– Ты, эм… у тебя там пятнышко от сыра, – говорит он. – На твоем…
Я касаюсь лица в том месте, где он провел рукой. Такое ощущение, будто там бьется мой пульс.
– Ой.
– Ну так я публикую?
Я пытаюсь снова взглянуть в его глаза, и когда мне удается, все, что я замечаю, – медово-коричневый цвет радужки. Можно подумать, что у меня достаточно опыта работы с камерой, чтобы понимать, когда какое-то явление – всего лишь игра света, но я не могу смириться с чувством разочарования.
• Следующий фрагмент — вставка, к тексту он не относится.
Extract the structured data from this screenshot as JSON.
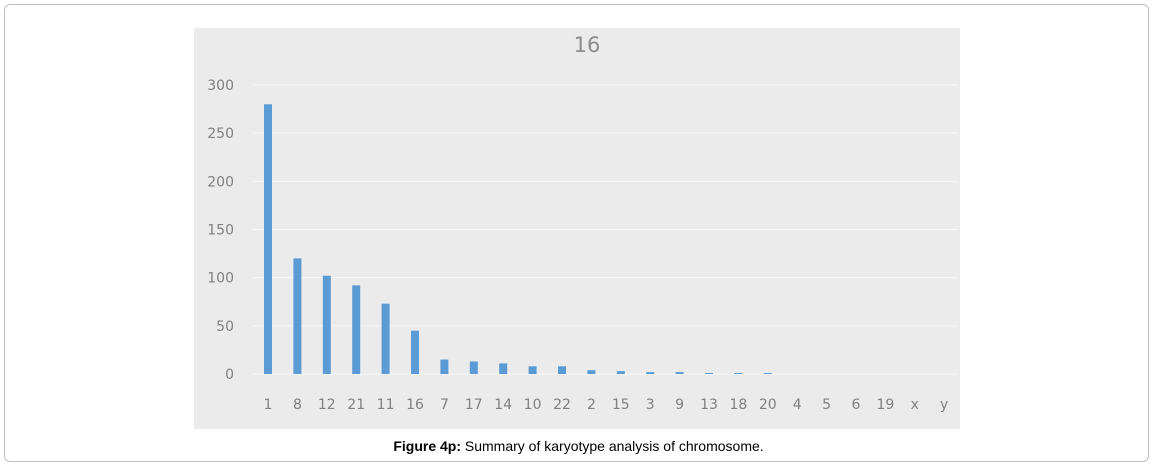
{
  "chart_data": {
    "type": "bar",
    "title": "16",
    "xlabel": "",
    "ylabel": "",
    "ylim": [
      0,
      300
    ],
    "yticks": [
      0,
      50,
      100,
      150,
      200,
      250,
      300
    ],
    "grid": true,
    "legend": "none",
    "categories": [
      "1",
      "8",
      "12",
      "21",
      "11",
      "16",
      "7",
      "17",
      "14",
      "10",
      "22",
      "2",
      "15",
      "3",
      "9",
      "13",
      "18",
      "20",
      "4",
      "5",
      "6",
      "19",
      "x",
      "y"
    ],
    "values": [
      280,
      120,
      102,
      92,
      73,
      45,
      15,
      13,
      11,
      8,
      8,
      4,
      3,
      2,
      2,
      1,
      1,
      1,
      0,
      0,
      0,
      0,
      0,
      0
    ],
    "bar_color": "#5b9bd5",
    "background_color": "#ebebeb",
    "grid_color": "#f7f7f7",
    "text_color": "#808080"
  },
  "caption": {
    "label": "Figure 4p:",
    "text": " Summary of karyotype analysis of chromosome."
  }
}
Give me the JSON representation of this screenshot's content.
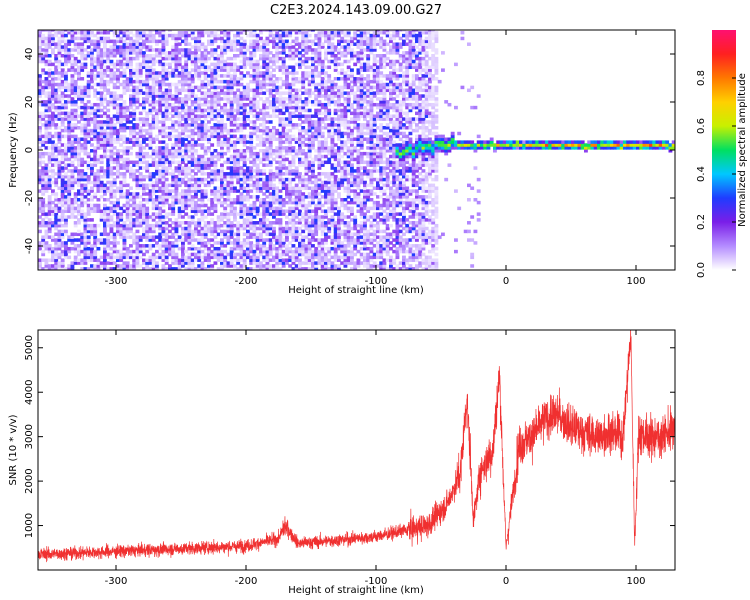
{
  "figure_title": "C2E3.2024.143.09.00.G27",
  "chart_data": [
    {
      "type": "heatmap",
      "xlabel": "Height of straight line (km)",
      "ylabel": "Frequency (Hz)",
      "xlim": [
        -360,
        130
      ],
      "ylim": [
        -50,
        50
      ],
      "xticks": [
        -300,
        -200,
        -100,
        0,
        100
      ],
      "yticks": [
        -40,
        -20,
        0,
        20,
        40
      ],
      "colorbar": {
        "label": "Normalized spectral amplitude",
        "range": [
          0,
          1
        ],
        "ticks": [
          "0.0",
          "0.2",
          "0.4",
          "0.6",
          "0.8"
        ],
        "colormap": "rainbow",
        "stops": [
          "#ffffff",
          "#b48cff",
          "#7a1ee8",
          "#1f3cff",
          "#00c8ff",
          "#00e060",
          "#c8f000",
          "#ffd000",
          "#ff7800",
          "#ff2020",
          "#ff1070"
        ]
      },
      "features": [
        {
          "name": "noise",
          "x_range": [
            -360,
            -55
          ],
          "freq_range": [
            -50,
            50
          ],
          "amplitude_range": [
            0.05,
            0.3
          ]
        },
        {
          "name": "signal",
          "x_range": [
            -85,
            130
          ],
          "center_freq": 1.5,
          "peak_amplitude": 0.9
        }
      ]
    },
    {
      "type": "line",
      "xlabel": "Height of straight line (km)",
      "ylabel": "SNR (10 * v/v)",
      "xlim": [
        -360,
        130
      ],
      "ylim": [
        0,
        5400
      ],
      "xticks": [
        -300,
        -200,
        -100,
        0,
        100
      ],
      "yticks": [
        1000,
        2000,
        3000,
        4000,
        5000
      ],
      "color": "#f03030",
      "series": [
        {
          "x": [
            -360,
            -300,
            -250,
            -200,
            -175,
            -170,
            -160,
            -150,
            -100,
            -60,
            -45,
            -35,
            -30,
            -25,
            -20,
            -10,
            -5,
            0,
            10,
            20,
            30,
            40,
            50,
            60,
            70,
            80,
            90,
            96,
            99,
            102,
            110,
            120,
            130
          ],
          "y": [
            350,
            420,
            480,
            540,
            700,
            1000,
            600,
            620,
            750,
            1000,
            1500,
            2200,
            3900,
            1100,
            2200,
            2700,
            4400,
            500,
            2800,
            3000,
            3400,
            3500,
            3200,
            3100,
            3000,
            3100,
            3000,
            5300,
            600,
            3100,
            3000,
            3000,
            3200
          ]
        }
      ]
    }
  ]
}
– Да, если хочешь, – говорю я, отстраняясь от него и его осеннего запаха и направляясь к столу.
Лео откашливается.
– Вот и славно.
Какое-то время он загружает фотографии на отдельную страницу в инстаграме, которую завел специально для меня, несмотря на то что от этой затеи я чувствую себя слегка не в своей тарелке. Но он продолжает убеждать меня, что неплохо было бы обзавестись подписчиками, создать портфолио и общаться с другими фотографами, как он и его друзья из лагеря делают это с помощью своих аккаунтов. Но правда в том, что я боюсь делиться своими снимками с кем-то. Мысль, что люди будут смотреть на мои работы, вызывает во мне чувство, будто я предстаю перед ними абсолютно голая, поэтому я даже не захожу на этот аккаунт.
К тому же, если кто-то действительно следит за ним, уверена, им чертовски скучно, ведь большинство моих фотографий за последний год – это одни и те же места, так как учебный поводок, на который меня посадили родители, с каждым днем затягивается все туже. И даже будь это не так, я все равно никуда не выбираюсь в последнее время. Фотография была нашим общим увлечением с Поппи. И куда труднее выбираться из зоны комфорта без моего напарника.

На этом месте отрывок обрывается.